Quantum key distribution
Quantum key distribution (QKD) uses quantum mechanics to guarantee secure communication. It enables two parties to produce a shared random secret key known only to them, which can then be used to encrypt and decrypt messages. It is often incorrectly called quantum cryptography, as it is the most well known example of the group of quantum cryptographic tasks.An important and unique property of quantum key distribution is the ability of the two communicating users to detect the presence of any third party trying to gain knowledge of the key.
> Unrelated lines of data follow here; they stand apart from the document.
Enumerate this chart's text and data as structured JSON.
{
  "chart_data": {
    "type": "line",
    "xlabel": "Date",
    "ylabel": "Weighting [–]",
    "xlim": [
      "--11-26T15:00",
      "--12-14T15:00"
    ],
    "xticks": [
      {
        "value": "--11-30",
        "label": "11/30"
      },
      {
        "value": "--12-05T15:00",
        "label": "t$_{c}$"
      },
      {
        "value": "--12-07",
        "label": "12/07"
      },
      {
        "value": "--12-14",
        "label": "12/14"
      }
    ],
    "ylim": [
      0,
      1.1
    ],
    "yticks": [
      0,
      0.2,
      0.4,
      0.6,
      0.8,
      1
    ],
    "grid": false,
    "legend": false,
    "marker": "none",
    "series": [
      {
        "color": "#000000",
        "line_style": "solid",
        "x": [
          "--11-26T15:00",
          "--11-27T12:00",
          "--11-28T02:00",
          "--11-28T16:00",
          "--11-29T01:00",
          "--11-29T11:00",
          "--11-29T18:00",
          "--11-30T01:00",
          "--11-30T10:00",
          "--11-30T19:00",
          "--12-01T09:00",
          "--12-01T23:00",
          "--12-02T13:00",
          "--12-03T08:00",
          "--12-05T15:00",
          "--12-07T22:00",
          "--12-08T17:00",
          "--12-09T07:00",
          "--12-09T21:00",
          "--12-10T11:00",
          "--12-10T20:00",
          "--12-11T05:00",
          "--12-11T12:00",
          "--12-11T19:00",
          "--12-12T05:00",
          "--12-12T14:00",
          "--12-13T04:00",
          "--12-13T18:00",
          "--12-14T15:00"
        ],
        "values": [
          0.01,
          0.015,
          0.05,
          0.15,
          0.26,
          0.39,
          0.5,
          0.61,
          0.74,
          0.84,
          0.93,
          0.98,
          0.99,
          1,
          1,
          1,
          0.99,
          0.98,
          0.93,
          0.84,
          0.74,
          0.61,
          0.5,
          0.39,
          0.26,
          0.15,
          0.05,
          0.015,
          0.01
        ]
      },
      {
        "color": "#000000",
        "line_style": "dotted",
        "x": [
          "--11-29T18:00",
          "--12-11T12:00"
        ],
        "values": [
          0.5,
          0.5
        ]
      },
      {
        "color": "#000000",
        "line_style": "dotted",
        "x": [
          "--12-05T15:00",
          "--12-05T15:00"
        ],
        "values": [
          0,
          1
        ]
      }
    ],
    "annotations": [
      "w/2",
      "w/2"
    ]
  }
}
This results from a fundamental aspect of quantum mechanics: the process of measuring a quantum system in general disturbs the system. A third party trying to eavesdrop on the key must in some way measure it, thus introducing detectable anomalies. By using quantum superpositions or quantum entanglement and transmitting information in quantum states, a communication system can be implemented which detects eavesdropping. If the level of eavesdropping is below a certain threshold, a key can be produced that is guaranteed to be secure (i.e. the eavesdropper has no information about it), otherwise no secure key is possible and communication is aborted.The security of encryption that uses quantum key distribution relies on the foundations of quantum mechanics, in contrast to traditional public key cryptography which relies on the computational difficulty of certain mathematical functions, and cannot provide any indication of eavesdropping at any point in the communication process, or any mathematical proof as to the actual complexity of reversing the one-way functions used. QKD has provable security based on information theory, and forward secrecy.Quantum key distribution is only used to produce and distribute a key, not to transmit any message data. This key can then be used with any chosen encryption algorithm to encrypt (and decrypt) a message, which can then be transmitted over a standard communication channel. The algorithm most commonly associated with QKD is the one-time pad, as it is provably secure when used with a secret, random key. In real world situations, it is often also used with encryption using symmetric key algorithms like the Advanced Encryption Standard algorithm. In the case of QKD this comparison is based on the assumption of perfect single-photon sources and detectors, that cannot be easily implemented.